Au reste, si, aux termes de notre marché, vous pouvez vous faire adjuger les bois exploités avant le marché, je vous le conseille fort. Je laisserai prononcer les juges ; c’est leur affaire. C’est très-hors de propos que vous insistez sur le crédit que vous dites que j’ai dans les tribunaux. Je ne sais ce que c’est que de crédit en pareil cas, et encore moins ce que c’est que d’en faire usage.

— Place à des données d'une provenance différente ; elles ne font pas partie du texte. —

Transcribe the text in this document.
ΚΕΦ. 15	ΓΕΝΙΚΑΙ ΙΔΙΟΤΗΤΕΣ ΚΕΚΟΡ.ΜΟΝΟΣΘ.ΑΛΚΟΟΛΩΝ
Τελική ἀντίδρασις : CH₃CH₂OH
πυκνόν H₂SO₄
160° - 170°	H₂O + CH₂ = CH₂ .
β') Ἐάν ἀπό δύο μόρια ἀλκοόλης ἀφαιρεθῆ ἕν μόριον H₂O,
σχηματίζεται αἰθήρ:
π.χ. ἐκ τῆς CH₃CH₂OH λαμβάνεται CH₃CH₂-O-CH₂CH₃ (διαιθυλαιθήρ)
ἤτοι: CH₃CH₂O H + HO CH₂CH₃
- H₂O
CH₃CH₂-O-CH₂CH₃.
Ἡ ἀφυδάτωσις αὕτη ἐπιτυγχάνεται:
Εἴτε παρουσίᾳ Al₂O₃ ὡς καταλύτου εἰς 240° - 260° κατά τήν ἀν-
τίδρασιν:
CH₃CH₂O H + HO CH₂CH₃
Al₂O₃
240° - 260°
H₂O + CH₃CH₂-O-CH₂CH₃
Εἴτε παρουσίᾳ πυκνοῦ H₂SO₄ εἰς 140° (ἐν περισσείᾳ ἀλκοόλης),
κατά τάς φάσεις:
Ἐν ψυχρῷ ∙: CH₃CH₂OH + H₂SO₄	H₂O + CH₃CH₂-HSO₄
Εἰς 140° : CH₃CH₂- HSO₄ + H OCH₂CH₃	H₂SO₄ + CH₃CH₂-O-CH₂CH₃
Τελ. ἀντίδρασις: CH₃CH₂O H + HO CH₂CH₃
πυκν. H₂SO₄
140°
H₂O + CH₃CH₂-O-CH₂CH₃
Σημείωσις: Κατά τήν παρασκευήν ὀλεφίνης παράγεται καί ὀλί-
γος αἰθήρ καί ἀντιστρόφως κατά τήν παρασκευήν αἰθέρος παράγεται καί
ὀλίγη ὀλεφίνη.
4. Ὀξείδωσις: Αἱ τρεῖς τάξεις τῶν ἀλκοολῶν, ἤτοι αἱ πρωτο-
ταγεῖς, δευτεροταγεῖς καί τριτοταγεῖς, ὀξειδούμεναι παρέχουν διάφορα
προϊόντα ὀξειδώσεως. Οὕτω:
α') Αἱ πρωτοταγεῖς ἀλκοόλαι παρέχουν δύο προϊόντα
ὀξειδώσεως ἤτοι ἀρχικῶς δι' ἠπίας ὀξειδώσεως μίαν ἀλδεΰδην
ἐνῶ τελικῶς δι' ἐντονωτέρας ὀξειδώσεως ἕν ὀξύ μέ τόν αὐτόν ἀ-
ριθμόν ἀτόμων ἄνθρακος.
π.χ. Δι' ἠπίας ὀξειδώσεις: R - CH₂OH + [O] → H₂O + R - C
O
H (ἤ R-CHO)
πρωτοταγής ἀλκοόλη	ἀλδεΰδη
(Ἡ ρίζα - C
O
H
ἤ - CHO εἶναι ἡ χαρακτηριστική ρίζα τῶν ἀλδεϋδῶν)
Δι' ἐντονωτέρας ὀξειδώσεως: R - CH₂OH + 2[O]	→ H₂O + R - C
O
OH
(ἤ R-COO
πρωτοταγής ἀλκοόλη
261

Il ne convient pas de parler ainsi : soyez assez sage à l’avenir pour ne rien dire de pareil à un magistrat.

Vous voyez, monsieur, que je suis encore assez de vos amis pour faire, en marge de votre lettre, une réponse longue et détaillée à une lettre qui n’en méritait point. Tenez-vous pour dit de ne m’écrire plus ni sur cette matière, ni surtout de ce ton.

Je vous fais, monsieur, le souhait de Perse : Mens sana in corpore sano.

  1. Éditeur, Th. Foisset.
  2. La Table de marbre était un tribunal spécial, institué pour statuer en dernier ressort sur tous délits et abus commis dans les bois, même ceux des particuliers.
  3. Après la mort de Voltaire, Mme Denis offrit 40,000 livres de dommages-intérêts pour les dégradations faites à Tournay. Il n’y eut pas de procès ; les offres furent acceptées. (Transaction de 1781.)
  4. L’événement ne fut point contre Voltaire ; il survécut d’une année au président de Brosses.
  5. La pose équivaut à 27 ares.
  6. L’Éditeur de ces lettres a visité Tournay en 1834 ; il a interrogé l’ancien fermier de la terre, aujourd’hui propriétaire du château ; et par ses yeux comme par le témoignage du vieillard dont le père avait été longtemps fermier de la terre de Tournay, il s’est convaiucu que Voltaire s’en était tenu aux démolitions et à quelques distributions insignifiantes. (Note du premier éditeur.)
  7. Lettre 3782.
  8. Va, le roi n’a point lu ton discours ennuyeux :
    Il a trop peu de temps et trop de soins à prendre !

    (La Vanité, satire de Voltaire contre Pompignan.)